He also ran afoul of his students, who pushed back indignantly when he accused them of plagiarism in their essays. Out of frustration, he quit two classes, forcing the university to find another instructor to finish the term.
At 37, Mr. Weber moved to Dresden, Germany, where his partner at the time worked as a civil servant. While helping to care for their two children, Maximilian and Anna, he taught at universities and worked as a communications consultant.
He also published books critiquing new media and continued to work with Mr. Bruck, who still lauds Mr. Weber’s intellect and ambition but has little patience for his new career. “From a useful tracker, he transformed into an illegitimate detractor,” he wrote in a 2007 op-ed rebuking Mr. Weber for accusing Johannes Hahn, then Austria’s science minister, of plagiarism. (Mr. Hahn was eventually cleared of the accusation.)
In 2014 Mr. Weber returned to Salzburg, splitting with his former partner the following year.
Today, he shaves his head before the children, now 10 and 13 years old, arrive for their summer holidays. Responsible parenting leaves him no time to wash his hair, he says, even less so now that he has a baby girl with Ms. Kolb.
Most of those he has named and shamed have neither lost their titles nor jobs, Mr. Weber says, pointing to Mr.
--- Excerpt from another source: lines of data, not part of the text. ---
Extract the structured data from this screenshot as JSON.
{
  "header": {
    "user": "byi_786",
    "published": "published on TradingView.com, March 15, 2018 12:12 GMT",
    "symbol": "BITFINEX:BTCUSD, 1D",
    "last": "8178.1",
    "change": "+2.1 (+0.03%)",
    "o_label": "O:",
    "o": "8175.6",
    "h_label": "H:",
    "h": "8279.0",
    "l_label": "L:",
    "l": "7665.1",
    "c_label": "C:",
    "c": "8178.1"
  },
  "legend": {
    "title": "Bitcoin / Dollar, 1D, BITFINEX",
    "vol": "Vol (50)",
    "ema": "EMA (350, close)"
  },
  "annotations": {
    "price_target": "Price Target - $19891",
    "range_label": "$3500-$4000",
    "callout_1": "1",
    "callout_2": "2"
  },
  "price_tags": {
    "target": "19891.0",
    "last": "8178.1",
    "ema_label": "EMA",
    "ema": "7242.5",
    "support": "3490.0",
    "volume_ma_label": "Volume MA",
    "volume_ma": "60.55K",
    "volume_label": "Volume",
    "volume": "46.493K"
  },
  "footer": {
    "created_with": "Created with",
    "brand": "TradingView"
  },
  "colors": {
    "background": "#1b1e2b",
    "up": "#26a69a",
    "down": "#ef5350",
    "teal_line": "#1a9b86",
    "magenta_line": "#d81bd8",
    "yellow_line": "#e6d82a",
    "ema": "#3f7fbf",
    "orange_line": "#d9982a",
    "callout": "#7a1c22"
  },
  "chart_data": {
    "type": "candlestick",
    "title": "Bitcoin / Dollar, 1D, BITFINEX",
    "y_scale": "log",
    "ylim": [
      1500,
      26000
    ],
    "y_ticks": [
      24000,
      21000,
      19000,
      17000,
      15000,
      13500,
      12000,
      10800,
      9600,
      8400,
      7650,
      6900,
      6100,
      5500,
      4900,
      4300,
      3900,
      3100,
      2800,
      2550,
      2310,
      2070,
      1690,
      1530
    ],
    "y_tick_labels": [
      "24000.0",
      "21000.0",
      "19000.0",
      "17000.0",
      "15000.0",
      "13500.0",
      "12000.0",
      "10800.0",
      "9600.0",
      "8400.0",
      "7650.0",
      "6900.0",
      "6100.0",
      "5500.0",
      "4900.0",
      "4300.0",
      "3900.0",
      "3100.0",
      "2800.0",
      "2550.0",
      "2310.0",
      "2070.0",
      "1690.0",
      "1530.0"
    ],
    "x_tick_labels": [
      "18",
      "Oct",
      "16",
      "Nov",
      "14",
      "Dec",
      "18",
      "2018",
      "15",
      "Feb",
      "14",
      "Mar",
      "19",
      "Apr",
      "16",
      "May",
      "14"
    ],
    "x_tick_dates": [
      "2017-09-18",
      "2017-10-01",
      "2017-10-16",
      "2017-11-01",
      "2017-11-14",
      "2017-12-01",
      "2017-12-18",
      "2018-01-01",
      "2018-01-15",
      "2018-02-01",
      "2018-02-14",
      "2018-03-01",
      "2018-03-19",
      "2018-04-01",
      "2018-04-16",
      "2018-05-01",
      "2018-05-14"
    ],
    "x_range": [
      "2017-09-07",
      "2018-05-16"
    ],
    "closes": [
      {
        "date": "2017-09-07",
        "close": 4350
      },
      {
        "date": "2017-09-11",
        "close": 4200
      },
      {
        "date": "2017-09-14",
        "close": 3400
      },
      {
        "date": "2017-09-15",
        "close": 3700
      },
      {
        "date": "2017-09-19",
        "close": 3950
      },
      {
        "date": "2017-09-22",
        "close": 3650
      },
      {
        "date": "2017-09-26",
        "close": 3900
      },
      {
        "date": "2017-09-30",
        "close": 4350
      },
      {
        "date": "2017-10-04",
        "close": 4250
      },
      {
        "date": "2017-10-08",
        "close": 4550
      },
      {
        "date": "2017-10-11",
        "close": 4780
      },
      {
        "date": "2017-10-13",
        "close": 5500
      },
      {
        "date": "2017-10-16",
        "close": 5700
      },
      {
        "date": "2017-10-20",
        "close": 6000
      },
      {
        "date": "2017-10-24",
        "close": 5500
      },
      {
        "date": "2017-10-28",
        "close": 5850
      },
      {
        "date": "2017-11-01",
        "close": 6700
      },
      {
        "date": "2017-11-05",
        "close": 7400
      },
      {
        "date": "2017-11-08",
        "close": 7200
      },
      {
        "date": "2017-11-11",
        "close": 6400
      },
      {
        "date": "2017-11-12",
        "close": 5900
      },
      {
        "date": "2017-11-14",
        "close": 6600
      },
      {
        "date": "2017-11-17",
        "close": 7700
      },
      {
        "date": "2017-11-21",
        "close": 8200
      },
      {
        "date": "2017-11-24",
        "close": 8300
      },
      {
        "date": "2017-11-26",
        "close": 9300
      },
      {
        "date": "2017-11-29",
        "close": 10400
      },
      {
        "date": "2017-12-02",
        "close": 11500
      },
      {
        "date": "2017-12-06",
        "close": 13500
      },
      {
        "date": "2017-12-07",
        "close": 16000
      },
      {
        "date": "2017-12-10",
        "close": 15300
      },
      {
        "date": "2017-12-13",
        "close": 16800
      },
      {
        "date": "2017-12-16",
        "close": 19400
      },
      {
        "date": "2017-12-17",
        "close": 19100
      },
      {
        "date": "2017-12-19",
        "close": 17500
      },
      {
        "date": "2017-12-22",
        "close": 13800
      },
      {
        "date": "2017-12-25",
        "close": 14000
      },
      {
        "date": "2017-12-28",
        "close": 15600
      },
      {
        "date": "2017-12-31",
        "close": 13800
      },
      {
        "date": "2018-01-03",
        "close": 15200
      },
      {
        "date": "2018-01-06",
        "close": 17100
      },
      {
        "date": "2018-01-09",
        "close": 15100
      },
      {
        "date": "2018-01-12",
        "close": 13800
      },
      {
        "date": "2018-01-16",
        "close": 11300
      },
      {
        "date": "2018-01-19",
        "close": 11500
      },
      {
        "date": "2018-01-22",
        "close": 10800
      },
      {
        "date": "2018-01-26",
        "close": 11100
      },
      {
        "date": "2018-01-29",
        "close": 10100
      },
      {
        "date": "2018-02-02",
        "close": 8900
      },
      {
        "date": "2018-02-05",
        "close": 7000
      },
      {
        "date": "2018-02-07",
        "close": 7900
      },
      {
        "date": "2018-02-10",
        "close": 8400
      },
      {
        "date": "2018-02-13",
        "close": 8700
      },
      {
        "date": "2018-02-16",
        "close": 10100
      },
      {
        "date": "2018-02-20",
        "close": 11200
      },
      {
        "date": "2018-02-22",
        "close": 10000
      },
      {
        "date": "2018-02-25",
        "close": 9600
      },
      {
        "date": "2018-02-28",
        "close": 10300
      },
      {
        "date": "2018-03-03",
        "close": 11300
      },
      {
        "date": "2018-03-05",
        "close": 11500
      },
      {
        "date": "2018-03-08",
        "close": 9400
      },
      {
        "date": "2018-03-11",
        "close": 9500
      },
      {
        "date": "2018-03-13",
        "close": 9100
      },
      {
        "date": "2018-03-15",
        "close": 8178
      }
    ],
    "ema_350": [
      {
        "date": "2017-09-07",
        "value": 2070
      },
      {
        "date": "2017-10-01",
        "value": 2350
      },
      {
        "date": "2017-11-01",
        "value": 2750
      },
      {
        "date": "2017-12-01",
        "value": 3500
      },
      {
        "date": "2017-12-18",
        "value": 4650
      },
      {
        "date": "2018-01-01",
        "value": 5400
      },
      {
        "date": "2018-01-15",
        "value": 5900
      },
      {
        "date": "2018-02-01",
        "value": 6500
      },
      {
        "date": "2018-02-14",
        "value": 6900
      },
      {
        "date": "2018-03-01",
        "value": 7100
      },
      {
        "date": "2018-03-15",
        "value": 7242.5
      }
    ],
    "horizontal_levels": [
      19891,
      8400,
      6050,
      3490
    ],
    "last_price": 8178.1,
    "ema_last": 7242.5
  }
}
Hahn, who went on to become a European Union commissioner. This year, however, when he exposed “plagiarism, wrong citations and poor knowledge of German” in the academic work of Ms. Aschbacher, the labor minister, she stepped down within two days.
For more than a decade, Mr. Weber promoted plagiarism as a discipline worthy of publicly funded research, but it was only with the Aschbacher case that the government began to take notice. “Only since politics has been hit,” he said, “has politics become interested.”